Judge rules against motion to remand Lil' Wayne case
Rapper Lil Wayne is still facing the most serious of the four felony charges against him after his attorneys failed to have the charge remanded back to the Grand Jury.
Yuma attorney James Tilson and Tucson attorney Natman Schaye filed the motion of behalf of their client, whose real name is Dwayne Michael Carter Jr.
Carter has been charged with one count each of possession of a narcotic drug for sale, possession of dangerous drugs, misconduct involving weapons and one count of possession of drug paraphernalia.
In their motion, which was based on the misconduct with weapons charge, Tilson and Schaye argued the Grand Jury was not given all the elements involved in the alleged offense, and that led to an errorneous finding of probable cause.
Superior Court Judge Mark Wayne Reeves, who is presiding over the case, denied the motion on Tuesday afternoon after hearing oral arguments from both the defense attorneys and prosecutor Deann Sandry.
Reeves said he based his decision on having read the Grand Jury transcripts as to what the factual basis of the offense was, the statutes the offense fell under and that there is a different standard of finding of probable cause between a trial jury and a Grand Jury.
Tilson and Schaye said after the hearing, which was held in Yuma County Superior Court, that had they been successful in getting the weapons charge remanded back to the Grand Jury, the other three charges would have been sent back as well.
The attorneys said that without the weapons charge, Carter, if found guilty of the remaining drug charges could be "Prop 200" eligible, meaning he would receive probation since it would be a first-time drug offense.
Carter, who was not present for the afternoon hearing, appeared at a hearing held earlier the same morning.
The judge waived his appearance for the afternoon hearing and ordered he be present for his next court date, which is scheduled for June 23 at 8:30 a.m.
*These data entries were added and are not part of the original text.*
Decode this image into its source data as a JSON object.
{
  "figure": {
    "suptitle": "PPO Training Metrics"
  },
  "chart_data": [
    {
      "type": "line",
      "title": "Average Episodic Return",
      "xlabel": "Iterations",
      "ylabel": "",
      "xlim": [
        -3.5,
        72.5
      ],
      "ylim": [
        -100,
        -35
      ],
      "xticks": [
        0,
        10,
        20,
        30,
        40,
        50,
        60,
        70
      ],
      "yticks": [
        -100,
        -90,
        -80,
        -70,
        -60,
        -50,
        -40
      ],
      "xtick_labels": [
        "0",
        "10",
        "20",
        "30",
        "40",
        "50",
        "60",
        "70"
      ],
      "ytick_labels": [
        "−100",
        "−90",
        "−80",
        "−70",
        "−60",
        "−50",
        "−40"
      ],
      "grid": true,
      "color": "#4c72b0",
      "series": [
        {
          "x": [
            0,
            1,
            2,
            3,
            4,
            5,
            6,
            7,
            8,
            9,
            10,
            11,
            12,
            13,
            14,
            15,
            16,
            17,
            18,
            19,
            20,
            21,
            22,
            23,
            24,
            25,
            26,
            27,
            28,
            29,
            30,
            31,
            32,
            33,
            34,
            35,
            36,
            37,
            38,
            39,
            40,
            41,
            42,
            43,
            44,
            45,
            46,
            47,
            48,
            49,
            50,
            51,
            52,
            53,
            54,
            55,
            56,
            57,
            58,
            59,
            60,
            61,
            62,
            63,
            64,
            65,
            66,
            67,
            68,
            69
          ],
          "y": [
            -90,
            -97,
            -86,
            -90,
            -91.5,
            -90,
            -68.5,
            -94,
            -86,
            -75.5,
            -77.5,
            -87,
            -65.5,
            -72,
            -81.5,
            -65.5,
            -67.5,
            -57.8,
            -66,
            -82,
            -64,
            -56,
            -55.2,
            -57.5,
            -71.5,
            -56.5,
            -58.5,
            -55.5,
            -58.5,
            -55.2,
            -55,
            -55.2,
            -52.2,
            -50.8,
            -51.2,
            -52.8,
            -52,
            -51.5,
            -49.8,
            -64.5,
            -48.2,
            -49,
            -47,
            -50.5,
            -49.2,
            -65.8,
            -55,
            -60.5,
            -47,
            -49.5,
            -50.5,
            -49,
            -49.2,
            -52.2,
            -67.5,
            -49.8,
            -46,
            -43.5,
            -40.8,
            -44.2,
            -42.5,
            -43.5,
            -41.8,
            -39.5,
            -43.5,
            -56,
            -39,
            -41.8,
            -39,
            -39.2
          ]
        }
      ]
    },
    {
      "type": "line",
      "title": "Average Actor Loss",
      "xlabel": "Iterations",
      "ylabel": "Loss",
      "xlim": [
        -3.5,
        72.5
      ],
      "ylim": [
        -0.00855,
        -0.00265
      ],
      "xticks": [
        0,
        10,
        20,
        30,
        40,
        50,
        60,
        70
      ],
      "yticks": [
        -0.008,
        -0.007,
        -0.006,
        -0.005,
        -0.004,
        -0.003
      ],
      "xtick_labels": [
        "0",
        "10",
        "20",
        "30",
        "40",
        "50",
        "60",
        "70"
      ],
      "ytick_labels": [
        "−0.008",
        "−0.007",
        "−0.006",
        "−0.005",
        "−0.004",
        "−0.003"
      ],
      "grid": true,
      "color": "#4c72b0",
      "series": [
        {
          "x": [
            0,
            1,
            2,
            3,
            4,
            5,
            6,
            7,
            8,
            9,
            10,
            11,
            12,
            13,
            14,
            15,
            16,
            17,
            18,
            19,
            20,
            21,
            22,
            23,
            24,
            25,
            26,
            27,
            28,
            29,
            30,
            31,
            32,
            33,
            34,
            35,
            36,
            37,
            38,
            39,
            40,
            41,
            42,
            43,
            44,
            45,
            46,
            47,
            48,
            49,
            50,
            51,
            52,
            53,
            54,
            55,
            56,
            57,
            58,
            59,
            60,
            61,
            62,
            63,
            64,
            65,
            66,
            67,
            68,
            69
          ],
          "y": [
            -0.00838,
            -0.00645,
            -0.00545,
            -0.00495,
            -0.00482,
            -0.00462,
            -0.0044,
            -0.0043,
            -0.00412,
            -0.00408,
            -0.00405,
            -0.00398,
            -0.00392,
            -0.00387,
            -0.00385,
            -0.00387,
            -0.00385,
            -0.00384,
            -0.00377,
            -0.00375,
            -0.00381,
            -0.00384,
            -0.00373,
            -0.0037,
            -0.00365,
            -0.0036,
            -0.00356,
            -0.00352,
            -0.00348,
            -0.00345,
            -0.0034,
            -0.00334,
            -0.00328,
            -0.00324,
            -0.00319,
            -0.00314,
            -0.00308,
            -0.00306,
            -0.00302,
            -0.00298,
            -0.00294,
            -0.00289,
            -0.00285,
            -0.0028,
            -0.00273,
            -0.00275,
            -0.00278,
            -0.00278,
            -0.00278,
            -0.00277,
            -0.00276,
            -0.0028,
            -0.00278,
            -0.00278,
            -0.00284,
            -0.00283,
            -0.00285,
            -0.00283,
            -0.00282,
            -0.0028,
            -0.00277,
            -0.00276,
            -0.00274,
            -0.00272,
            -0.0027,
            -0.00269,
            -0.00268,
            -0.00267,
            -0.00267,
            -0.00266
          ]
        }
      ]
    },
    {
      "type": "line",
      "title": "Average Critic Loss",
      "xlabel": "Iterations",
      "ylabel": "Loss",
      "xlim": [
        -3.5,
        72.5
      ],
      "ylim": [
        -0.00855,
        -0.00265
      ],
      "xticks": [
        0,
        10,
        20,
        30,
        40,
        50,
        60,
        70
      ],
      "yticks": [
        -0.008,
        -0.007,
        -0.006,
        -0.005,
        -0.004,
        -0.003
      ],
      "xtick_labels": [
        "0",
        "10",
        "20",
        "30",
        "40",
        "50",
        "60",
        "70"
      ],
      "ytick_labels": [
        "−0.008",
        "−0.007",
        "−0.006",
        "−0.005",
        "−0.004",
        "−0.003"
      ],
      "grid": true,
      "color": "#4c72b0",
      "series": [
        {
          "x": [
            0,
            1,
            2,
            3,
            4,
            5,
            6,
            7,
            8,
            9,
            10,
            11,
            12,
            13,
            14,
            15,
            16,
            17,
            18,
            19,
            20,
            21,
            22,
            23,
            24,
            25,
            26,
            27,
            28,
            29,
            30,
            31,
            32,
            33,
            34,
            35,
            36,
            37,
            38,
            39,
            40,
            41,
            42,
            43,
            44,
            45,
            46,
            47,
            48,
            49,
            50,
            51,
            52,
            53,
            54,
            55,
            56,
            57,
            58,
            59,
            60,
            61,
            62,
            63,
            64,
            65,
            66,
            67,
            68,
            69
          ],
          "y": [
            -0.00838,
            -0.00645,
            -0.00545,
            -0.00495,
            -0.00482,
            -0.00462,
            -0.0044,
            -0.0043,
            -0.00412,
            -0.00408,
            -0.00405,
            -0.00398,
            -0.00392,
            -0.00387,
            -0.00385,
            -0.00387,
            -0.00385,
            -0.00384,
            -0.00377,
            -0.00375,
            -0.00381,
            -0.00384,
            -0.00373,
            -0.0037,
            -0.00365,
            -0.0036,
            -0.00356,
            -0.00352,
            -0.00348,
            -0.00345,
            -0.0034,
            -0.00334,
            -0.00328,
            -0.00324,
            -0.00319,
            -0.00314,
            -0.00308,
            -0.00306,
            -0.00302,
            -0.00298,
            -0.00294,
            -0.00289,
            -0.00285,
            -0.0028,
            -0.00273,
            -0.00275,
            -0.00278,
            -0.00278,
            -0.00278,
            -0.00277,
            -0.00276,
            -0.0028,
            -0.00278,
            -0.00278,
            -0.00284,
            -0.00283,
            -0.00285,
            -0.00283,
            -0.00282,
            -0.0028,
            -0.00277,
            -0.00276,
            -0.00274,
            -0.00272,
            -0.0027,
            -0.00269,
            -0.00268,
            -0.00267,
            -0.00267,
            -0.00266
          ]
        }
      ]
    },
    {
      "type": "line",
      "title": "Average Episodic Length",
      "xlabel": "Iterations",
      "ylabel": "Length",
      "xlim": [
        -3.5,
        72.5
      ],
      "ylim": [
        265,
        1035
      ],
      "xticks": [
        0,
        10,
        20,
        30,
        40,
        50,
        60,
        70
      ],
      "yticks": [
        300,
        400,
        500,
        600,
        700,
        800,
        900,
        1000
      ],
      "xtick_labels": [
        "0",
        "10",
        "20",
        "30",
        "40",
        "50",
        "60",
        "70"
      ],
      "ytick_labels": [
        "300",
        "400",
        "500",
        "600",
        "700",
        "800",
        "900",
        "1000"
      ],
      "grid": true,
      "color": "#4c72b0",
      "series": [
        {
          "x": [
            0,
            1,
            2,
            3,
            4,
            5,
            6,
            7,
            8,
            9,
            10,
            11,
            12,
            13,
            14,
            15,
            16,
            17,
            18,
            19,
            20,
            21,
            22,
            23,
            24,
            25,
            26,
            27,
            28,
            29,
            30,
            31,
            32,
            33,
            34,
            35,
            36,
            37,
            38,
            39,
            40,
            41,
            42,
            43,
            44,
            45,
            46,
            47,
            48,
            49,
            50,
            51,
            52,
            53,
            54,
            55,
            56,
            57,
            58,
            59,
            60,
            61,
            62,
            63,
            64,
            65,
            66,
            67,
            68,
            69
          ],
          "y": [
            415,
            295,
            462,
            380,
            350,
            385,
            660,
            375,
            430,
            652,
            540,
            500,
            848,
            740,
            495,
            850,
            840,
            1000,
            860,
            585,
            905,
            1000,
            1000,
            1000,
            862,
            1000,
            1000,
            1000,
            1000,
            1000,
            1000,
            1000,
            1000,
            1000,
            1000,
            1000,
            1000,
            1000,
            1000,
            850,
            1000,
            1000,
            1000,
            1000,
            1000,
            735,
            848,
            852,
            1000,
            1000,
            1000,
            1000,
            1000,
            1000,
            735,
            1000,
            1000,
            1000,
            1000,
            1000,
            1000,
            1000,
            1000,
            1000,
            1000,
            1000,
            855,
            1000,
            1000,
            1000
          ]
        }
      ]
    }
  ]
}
"I'm not trying to make him do anything different then any other defendant before this court," Reeves said. "He is not 'Lil Wayne' here, he is Dwayne Carter."
The rapper's tour bus was stopped Jan. 22, 2008 at a U.S. Border Patrol checkpoint near Dateland, 78 miles east of Yuma.
A search of the bus by Drug Enforcement Administration agents yielded nearly four ounces of marijuana, just over an ounce of cocaine, 41 grams of Ecstasy and miscellaneous drug paraphernalia. DEA agents then arrested Carter.
Officials also found a .40-caliber pistol registered to Carter, who has a concealed weapons permit in Florida.